Tender Stem Broccoli and Asparagus

  • 1 tbsp Butter
  • 8 Tenderstem Broccoli
  • 8 Asparagus Tips Ends chopped
  • 1 clove Garlic crushed
  • Juice Half Lemon
  • Salt and Pepper

Onions, Peppers and Mushrooms

  • 1 tbsp Oil
  • 1/2 Onion Diced
  • 1 clove Garlic crushed
  • 20 Button Mushrooms Sliced in 1/4 cm slices
  • 1 Red or Yellow Pepper Sliced into strips
  • Salt and Pepper

Instructions

Salmon

  1. Preheat oven to 200 degrees C/Gas Mark 6. 

  2. Pat dry the salmon, then add to a large bowl with all the ingredients listed under salmon. 

  3. Cook for 10 - 15 minutes until flaky. Time is dependent on thickness of fish. 

Asparagus and Broccoli

  1. Meanwhile, heat a large frying pan over medium high heat and add the butter. 

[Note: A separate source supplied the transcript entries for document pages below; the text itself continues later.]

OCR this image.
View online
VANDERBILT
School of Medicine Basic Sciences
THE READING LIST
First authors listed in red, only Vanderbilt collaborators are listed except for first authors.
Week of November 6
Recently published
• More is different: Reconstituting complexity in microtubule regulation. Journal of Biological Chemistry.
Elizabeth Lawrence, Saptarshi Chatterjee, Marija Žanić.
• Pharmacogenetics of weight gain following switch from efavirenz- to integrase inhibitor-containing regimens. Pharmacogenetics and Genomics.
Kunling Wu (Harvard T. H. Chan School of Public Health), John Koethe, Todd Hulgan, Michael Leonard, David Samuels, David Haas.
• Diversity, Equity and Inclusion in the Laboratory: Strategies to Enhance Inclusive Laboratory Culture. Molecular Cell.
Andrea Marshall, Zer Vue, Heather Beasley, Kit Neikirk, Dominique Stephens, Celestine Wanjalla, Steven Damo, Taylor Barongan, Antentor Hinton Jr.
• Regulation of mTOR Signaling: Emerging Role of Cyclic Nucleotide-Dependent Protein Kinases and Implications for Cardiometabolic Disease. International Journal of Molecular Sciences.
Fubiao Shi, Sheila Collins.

  2. When it has melted, stir in the garlic and add the tenderstem broccoli and asparagus. Cover the pan and cook for about 2 - 3 minutes.

  3. Add the lemon juice. Season with salt and pepper and toss to combine. 

Onions, Peppers and Mushrooms

  1. Heat oil in a small pan over high heat. Add the onions and cook for 7 - 8 minutes until golden brown. 

  2. Stir in the garlic and mushrooms cook for a further 7 - 8 minutes.

  3. Add the peppers and cook for a further 10 minutes and then season.

Assemble

  1. Add the Salmon and Veg to a bowl and serve with rice.